The one thing I wish I had learned earlier in life, confidence. I don’t know if it is supposed to be this way or some people are just blessed with it. Is the point to screw up so much that we figure out who we are and become ok with that? That is often times how I feel when people comment on how cofident I seem. I always think back to that scared little girl who dreamed of a life where she liked who she was. I grew up with the unspoken under current of “you are not good enough”. This message has haunted me my whole life. It has caused me to be an overachiever, a perfectionist, and perhaps a little too committed to my own ideas. It was like when I became an adult, I had to prove that in fact I was more than good enough. As a young adult I was always commented on how it seemed I “had it together”. I always chuckled because I knew my acting was really good. You see, underneath that exterior was a terrified, sad little girl who only wanted people to think she was amazing.
You want to know what healed me (besides a few years of therapy)?
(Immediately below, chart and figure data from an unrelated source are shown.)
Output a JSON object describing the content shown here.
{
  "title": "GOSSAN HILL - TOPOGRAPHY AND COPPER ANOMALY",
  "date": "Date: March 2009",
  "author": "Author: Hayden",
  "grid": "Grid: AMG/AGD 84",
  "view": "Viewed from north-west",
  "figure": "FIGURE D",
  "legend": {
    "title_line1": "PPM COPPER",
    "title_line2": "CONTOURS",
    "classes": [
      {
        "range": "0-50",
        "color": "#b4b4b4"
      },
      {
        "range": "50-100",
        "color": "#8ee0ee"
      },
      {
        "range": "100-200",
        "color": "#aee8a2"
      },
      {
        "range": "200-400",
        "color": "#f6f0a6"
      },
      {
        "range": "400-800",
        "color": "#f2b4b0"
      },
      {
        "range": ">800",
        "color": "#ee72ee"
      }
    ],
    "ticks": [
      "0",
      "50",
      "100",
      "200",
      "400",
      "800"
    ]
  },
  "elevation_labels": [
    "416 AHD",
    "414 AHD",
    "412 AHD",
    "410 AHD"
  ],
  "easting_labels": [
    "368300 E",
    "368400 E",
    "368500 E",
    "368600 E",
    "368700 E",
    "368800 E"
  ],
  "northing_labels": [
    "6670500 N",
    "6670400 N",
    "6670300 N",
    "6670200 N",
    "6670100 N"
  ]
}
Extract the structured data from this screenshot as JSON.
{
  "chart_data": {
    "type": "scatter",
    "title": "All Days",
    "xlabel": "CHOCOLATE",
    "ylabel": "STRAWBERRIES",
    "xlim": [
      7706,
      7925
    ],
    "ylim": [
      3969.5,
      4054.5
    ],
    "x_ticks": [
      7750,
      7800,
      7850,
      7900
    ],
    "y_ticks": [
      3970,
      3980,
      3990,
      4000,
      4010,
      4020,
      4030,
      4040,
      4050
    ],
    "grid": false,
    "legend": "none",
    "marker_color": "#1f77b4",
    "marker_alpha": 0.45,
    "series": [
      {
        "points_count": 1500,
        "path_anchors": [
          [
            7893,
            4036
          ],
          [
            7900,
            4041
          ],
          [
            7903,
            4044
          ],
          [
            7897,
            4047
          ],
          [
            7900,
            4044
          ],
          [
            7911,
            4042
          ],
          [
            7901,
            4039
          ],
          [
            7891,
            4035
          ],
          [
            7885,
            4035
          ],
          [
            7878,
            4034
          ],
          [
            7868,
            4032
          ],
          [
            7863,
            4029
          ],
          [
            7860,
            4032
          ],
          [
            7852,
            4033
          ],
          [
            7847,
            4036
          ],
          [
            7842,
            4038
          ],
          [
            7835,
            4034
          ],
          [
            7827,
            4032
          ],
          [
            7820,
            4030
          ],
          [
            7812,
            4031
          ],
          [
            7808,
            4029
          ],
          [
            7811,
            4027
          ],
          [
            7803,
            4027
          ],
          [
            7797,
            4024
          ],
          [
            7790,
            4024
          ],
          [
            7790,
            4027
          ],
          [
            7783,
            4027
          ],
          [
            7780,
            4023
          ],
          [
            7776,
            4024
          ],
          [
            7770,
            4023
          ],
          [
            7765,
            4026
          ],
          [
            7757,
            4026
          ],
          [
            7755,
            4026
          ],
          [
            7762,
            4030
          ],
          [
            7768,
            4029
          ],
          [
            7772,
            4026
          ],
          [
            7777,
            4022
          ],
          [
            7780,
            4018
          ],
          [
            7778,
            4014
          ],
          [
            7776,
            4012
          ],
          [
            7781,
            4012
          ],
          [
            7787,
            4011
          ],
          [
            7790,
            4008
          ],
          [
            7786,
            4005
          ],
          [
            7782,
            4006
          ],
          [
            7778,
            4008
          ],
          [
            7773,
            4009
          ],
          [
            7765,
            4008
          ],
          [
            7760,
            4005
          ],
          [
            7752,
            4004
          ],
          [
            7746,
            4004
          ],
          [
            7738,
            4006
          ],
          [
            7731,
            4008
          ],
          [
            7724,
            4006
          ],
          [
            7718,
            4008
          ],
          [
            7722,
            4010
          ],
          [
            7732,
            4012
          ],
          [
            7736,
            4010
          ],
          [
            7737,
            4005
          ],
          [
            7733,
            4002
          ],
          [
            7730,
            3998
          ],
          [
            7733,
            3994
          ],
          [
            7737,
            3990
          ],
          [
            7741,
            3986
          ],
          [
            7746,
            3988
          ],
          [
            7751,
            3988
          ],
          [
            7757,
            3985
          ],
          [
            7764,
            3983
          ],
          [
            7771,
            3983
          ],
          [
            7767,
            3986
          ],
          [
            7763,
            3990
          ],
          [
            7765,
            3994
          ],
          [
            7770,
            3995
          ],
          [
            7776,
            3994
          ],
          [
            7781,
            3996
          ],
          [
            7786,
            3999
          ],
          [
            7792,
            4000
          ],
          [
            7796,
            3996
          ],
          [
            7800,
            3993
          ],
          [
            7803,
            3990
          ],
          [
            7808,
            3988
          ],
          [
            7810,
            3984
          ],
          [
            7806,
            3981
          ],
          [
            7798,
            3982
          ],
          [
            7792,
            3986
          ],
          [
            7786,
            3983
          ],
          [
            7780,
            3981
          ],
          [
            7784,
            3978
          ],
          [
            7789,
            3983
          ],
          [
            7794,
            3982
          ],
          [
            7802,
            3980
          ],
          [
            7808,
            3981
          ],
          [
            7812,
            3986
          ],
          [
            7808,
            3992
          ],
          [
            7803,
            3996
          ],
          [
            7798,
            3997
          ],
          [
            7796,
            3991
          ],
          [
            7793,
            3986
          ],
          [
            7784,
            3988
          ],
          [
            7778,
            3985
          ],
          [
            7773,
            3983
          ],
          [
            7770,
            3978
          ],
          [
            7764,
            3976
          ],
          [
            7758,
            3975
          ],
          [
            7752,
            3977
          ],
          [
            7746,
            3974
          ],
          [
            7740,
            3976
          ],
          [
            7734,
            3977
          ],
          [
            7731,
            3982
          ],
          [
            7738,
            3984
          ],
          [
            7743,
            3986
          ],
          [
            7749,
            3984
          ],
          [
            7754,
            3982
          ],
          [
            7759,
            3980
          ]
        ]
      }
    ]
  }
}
Having my own children. They have brought great healing to my soul in so many different ways. Those little toddlers running up to me just to hug me and say they loved me. I was more than enough. Seeing my quiet daughter blossom to an amazing dancer, dancing on stage before hundreds with a smile on her face. Wanting to get up in front of church and sing a song with her little sister. A son who has the confidence to tell his friend his antics are just going to get him expelled and he won’t participate. This is my inspiration!
I have worked hard for every ounce of confidence I now have. I have learned to love myself. I have learned to take my weaknesses and grow in them. Perhaps the best confidence boost, forgivness. Forgiving those that contributed to that message of being not good enough. The only reason they did, they didn’t know how to express that same feeling in themselves.
Watching my son yesterday, reminded me of how far I have come. He is not built for sports nor likes them. He’s the nerdy brainiac who would much rather figure out how to beat a video game. He is developing that middle child syndrom of trying figure out where he fits in, the only child without an after school activity. We decided to put him in swimming lessons. His first one was yesterday. I think in that half hour he grew 2 inches. The kid that went into the pool was not the same kid that came out. That is the confidence I wish someone had the worked to instill in the little girl me.
All I can do is hope and dream, but it doesn’t change the facts. The fact remains I had to work hard to stand tall and find my voice. This is why I work so tirelessly for my children. They have a voice, and the world needs to hear it.